| sandwich_vcov {capybara} | R Documentation |
Recompute Sandwich Variance-Covariance Matrix
Description
Recompute the variance-covariance matrix for a fitted model using a different
clustering structure or covariance type. This allows changing the vcov estimator without
re-fitting the model, provided the model was fit with keep_tx = TRUE and
return_hessian = TRUE in the control parameters.
Usage
sandwich_vcov(
object,
cluster1 = NULL,
cluster2 = NULL,
type = c("hetero", "HC0", "clustered", "m-estimator", "two-way", "dyadic",
"m-estimator-dyadic"),
...
)
Arguments
object |
a fitted model object of class "feglm" or "felm".
|
cluster1 |
a vector or factor for the first clustering variable. Required for
"clustered", "two-way", and "dyadic" types.
|
cluster2 |
a vector or factor for the second clustering variable.
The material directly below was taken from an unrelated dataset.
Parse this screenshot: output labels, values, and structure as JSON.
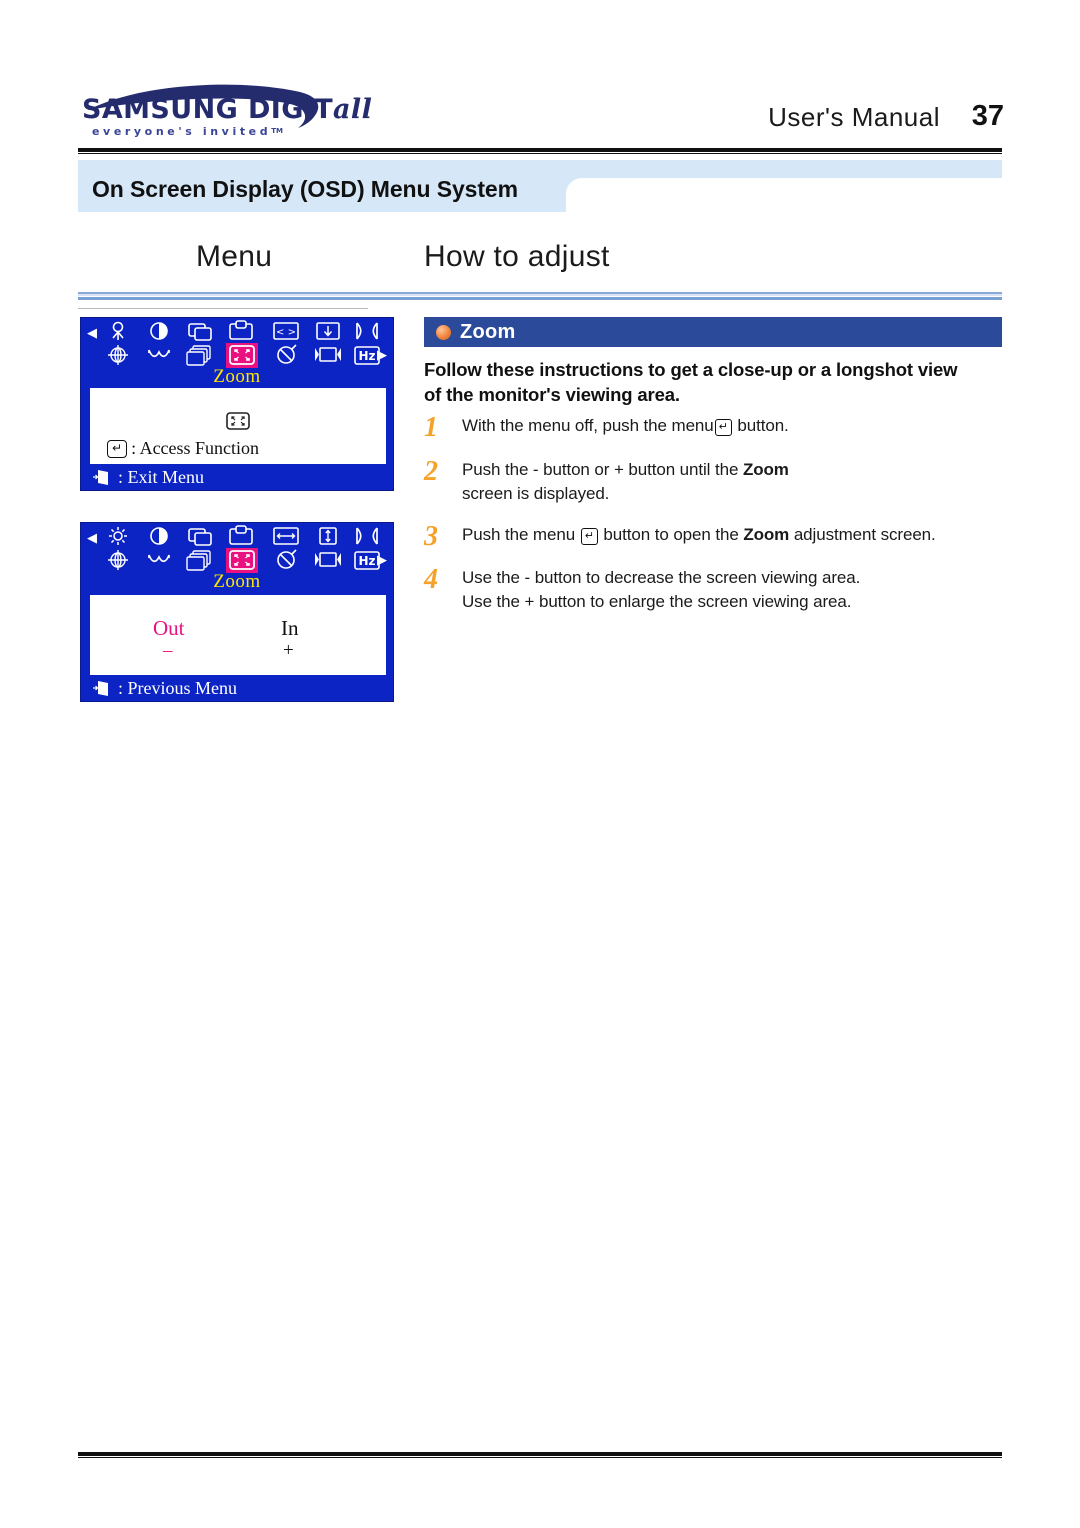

Required for
"two-way" and "dyadic" types.
|
type |
character string specifying the covariance type. One of:
|
... |
additional arguments (currently ignored). |
Details
The model must be fit with fit_control(keep_tx = TRUE, return_hessian = TRUE) to store
the centered design matrix, Hessian, and working residuals needed for vcov recomputation.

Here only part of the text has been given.